According to the Court of Appeals, a “reasonably prudent” person standard should be applied to determining whether to equitably toll the limitations period in employment discrimination cases. This standard would not require employer misrepresentation. Rather, in such cases, the inquiry a court would make in deciding whether to toll the limitations period would be whether the facts supporting a cause of action for discrimination became apparent or should have become apparent to a reasonably prudent person. In this case, the Court of Appeals observed that because the defendant never contacted Mr. Villarreal about his application until April 2010, he could only have known that he applied for the position but was not offered a job. The Court of Appeals concluded that these were insufficient facts to support his cause of action and start the running of the limitations period prior to that date.
The Court of Appeals made two key rulings in Villarreal, one regarding the applicability of the disparate impact theory to applicants and one on the equitable tolling of the statute of limitations. Yet the latter ruling is likely to have a more far-reaching consequence by facilitating a substantial number of discrimination claims of all types (race, sex, religion, national origin, and disability, in addition to age as in this case) to be filed perhaps even several years after job seekers have applied for positions. Employers may want to review their application screening procedures and other hiring processes to gain assurance that they are not adversely affecting protected groups.
1. If there is a fair employment practices agency in the plaintiff's area that enforces a state or local law that prohibits the same type of discrimination as is alleged under federal law, the deadline for filing a discrimination charge with the federal EEOC is extended to 300 days.

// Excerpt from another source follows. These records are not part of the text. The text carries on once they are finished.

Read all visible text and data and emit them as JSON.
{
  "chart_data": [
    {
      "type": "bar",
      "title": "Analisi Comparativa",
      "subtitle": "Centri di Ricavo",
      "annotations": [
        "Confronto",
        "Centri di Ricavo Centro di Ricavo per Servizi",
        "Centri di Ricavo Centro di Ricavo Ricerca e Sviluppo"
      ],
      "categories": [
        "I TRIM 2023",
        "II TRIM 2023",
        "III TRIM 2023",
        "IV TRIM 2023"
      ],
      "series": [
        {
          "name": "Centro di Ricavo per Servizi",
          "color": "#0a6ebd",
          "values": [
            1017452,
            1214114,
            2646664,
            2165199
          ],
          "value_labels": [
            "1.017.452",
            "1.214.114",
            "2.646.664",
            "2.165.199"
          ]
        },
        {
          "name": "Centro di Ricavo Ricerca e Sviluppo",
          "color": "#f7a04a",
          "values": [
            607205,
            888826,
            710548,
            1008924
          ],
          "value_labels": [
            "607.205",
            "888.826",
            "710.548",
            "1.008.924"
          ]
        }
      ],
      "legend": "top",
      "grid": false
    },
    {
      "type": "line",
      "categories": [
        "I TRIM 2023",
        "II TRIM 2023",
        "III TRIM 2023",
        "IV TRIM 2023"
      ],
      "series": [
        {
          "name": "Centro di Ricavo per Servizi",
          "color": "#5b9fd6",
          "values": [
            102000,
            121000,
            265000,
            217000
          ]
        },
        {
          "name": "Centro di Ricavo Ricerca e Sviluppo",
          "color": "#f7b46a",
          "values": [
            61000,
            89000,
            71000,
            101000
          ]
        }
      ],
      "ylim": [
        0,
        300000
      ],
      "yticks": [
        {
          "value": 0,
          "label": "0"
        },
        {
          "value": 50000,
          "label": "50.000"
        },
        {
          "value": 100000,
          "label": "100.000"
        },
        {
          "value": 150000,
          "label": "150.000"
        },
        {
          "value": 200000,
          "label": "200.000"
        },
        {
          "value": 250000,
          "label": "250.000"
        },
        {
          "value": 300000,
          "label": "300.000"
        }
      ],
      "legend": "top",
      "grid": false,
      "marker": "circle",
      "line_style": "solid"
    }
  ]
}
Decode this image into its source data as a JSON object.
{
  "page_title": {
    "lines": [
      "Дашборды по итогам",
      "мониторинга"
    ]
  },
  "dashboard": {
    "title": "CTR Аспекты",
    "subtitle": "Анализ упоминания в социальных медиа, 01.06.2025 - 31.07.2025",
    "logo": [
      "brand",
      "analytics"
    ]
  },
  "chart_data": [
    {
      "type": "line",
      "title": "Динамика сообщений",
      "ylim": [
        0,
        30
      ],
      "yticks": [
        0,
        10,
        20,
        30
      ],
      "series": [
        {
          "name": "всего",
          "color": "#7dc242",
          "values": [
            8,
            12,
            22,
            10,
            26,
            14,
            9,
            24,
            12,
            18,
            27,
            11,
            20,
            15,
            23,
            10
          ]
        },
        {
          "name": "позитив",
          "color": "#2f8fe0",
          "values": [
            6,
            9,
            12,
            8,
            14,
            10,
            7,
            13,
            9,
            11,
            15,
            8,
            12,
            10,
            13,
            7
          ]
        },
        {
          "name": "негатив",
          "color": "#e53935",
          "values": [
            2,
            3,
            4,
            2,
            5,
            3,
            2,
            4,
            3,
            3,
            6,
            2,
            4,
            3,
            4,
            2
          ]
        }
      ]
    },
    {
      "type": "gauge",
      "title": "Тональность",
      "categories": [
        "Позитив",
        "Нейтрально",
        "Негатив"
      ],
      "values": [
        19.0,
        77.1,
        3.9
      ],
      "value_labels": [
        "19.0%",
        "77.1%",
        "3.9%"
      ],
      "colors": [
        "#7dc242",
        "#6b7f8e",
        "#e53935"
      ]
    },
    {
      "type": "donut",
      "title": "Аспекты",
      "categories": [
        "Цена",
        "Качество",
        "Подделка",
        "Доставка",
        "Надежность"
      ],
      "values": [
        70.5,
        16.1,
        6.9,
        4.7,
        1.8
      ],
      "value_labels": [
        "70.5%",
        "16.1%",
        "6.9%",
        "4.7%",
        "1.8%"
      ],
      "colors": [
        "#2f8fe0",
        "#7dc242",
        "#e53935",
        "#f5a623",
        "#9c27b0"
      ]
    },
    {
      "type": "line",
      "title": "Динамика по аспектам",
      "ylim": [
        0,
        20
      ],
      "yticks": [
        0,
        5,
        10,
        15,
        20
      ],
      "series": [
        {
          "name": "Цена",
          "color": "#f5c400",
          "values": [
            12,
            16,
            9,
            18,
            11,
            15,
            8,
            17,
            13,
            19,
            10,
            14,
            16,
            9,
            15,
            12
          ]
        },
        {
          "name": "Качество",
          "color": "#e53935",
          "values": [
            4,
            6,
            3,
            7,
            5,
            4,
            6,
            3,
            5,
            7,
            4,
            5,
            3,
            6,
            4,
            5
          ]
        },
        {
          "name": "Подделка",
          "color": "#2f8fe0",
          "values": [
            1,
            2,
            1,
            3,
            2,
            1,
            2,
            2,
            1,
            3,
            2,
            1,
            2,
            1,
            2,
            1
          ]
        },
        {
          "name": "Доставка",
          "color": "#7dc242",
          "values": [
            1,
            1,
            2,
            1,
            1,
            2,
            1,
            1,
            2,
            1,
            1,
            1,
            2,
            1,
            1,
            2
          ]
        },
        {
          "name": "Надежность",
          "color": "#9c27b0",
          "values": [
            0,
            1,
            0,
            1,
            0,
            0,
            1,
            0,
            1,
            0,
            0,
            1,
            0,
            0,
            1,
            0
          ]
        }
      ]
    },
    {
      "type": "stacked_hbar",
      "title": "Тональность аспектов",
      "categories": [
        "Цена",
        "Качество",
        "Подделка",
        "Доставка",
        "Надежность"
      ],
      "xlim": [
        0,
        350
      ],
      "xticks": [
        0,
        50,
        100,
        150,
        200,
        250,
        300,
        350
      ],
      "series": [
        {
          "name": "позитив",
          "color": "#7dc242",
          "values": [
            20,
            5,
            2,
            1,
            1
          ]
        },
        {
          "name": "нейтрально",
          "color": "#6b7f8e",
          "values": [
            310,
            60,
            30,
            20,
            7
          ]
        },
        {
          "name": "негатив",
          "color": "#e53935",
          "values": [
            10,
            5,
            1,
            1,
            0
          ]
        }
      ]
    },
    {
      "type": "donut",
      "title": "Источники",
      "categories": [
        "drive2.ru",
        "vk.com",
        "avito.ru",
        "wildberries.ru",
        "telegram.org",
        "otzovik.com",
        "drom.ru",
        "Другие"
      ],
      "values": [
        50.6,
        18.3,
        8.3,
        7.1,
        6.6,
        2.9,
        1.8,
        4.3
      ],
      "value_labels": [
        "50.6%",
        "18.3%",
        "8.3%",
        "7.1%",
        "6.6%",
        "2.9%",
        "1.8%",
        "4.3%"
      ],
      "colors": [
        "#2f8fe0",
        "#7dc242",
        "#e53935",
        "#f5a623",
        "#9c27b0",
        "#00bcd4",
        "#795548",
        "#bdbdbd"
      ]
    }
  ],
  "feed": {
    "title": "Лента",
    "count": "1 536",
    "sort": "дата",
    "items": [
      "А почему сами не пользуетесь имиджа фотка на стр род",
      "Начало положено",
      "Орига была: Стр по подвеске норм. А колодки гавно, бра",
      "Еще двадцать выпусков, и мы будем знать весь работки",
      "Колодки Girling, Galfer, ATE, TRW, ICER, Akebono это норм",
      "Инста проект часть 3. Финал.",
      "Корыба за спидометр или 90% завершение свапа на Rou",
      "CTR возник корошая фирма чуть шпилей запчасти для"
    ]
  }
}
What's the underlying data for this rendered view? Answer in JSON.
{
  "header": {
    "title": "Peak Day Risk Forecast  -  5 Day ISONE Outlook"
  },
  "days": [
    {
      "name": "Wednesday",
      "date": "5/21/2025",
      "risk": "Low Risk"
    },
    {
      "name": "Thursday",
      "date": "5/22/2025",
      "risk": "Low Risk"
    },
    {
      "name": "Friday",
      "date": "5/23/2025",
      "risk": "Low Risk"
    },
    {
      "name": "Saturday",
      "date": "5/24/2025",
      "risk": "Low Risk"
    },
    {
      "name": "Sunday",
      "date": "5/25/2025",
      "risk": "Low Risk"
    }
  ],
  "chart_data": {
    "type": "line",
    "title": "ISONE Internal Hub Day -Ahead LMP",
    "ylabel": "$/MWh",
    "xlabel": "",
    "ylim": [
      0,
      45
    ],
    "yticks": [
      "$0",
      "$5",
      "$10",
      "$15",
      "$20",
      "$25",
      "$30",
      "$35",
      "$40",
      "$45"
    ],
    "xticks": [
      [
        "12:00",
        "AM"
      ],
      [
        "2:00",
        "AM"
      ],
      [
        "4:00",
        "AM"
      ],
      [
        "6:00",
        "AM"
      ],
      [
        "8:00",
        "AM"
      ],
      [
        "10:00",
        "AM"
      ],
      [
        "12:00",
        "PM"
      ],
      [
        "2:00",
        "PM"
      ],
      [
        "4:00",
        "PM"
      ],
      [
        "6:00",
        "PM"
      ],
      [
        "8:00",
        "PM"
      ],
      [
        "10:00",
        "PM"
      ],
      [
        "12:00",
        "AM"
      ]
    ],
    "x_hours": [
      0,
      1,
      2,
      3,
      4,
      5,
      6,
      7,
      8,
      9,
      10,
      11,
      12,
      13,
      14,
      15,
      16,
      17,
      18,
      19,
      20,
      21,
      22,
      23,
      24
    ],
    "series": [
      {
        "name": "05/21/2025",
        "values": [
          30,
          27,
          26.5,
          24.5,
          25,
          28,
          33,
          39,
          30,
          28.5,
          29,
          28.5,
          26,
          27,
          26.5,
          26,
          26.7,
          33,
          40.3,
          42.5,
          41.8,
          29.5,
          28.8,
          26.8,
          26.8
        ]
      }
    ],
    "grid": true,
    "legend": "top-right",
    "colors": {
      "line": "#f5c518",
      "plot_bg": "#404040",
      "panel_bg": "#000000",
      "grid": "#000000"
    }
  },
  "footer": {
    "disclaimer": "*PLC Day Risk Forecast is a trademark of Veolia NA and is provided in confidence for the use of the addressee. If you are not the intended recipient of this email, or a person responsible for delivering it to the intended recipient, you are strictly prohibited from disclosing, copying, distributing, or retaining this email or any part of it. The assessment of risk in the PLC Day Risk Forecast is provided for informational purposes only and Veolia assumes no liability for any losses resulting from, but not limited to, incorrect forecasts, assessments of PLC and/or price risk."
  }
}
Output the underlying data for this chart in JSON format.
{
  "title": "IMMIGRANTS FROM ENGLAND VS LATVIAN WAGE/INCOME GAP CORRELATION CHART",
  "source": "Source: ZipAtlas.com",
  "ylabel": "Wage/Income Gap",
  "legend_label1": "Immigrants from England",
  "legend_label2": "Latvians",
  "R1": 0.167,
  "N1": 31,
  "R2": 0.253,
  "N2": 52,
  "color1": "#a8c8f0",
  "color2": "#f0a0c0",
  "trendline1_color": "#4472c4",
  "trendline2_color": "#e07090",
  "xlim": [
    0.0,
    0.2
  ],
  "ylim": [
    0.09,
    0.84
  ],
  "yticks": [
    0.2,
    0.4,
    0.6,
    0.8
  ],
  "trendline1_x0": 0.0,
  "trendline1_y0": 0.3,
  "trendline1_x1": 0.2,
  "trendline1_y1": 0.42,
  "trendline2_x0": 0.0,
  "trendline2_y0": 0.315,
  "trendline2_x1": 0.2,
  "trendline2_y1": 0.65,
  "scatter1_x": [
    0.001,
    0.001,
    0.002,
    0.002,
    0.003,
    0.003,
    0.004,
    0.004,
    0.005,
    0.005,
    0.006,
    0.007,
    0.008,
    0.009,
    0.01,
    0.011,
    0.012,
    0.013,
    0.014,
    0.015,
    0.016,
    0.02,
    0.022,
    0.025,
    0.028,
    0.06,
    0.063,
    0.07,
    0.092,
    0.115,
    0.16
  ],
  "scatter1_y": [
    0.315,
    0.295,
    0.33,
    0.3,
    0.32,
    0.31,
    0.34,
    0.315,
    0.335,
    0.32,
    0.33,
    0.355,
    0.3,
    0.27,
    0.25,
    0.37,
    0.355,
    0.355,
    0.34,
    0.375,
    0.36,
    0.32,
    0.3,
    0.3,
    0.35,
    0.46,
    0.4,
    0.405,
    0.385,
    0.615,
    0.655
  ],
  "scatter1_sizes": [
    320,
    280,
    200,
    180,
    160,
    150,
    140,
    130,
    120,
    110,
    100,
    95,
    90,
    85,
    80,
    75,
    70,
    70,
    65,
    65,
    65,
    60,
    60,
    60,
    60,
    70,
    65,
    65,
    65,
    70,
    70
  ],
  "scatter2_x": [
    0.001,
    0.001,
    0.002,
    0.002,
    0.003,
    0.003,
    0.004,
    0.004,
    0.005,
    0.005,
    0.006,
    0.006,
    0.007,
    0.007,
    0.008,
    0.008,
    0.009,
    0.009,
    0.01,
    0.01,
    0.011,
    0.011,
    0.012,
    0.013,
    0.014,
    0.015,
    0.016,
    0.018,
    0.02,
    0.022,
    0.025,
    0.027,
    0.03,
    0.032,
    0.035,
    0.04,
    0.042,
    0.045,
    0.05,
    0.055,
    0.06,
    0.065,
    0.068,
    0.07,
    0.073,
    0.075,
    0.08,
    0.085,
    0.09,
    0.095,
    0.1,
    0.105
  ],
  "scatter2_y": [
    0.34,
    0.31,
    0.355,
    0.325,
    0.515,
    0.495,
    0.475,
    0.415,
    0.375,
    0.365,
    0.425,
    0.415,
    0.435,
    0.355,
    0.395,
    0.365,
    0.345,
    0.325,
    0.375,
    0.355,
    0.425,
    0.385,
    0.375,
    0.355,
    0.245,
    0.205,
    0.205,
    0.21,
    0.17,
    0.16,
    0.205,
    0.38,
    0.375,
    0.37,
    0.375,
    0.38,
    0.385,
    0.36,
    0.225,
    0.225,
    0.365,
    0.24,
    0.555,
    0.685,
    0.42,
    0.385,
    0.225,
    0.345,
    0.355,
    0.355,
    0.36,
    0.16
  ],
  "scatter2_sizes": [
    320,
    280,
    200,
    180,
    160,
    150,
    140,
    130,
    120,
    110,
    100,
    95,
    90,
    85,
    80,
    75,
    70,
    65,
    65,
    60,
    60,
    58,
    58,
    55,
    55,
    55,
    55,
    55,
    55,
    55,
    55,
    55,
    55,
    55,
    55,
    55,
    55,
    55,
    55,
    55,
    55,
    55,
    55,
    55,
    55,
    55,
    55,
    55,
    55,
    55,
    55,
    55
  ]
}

2. The EEOC regulation implementing Section 4(a)(2) of the ADEA, 29 CFR §1625.7(c), states, “Any employment practice that adversely affects individuals within the protected age group on the basis of older age is discriminatory unless the practice is justified by a ‘reasonable factor other than age.’” The regulation extends disparate impact liability to all “individuals within the protected age group.” The EEOC argued in an amicus curiae brief filed in support of the plaintiff that the regulation therefore established the agency’s view that Section 4(a)(2) protects any individual an employer discriminates against.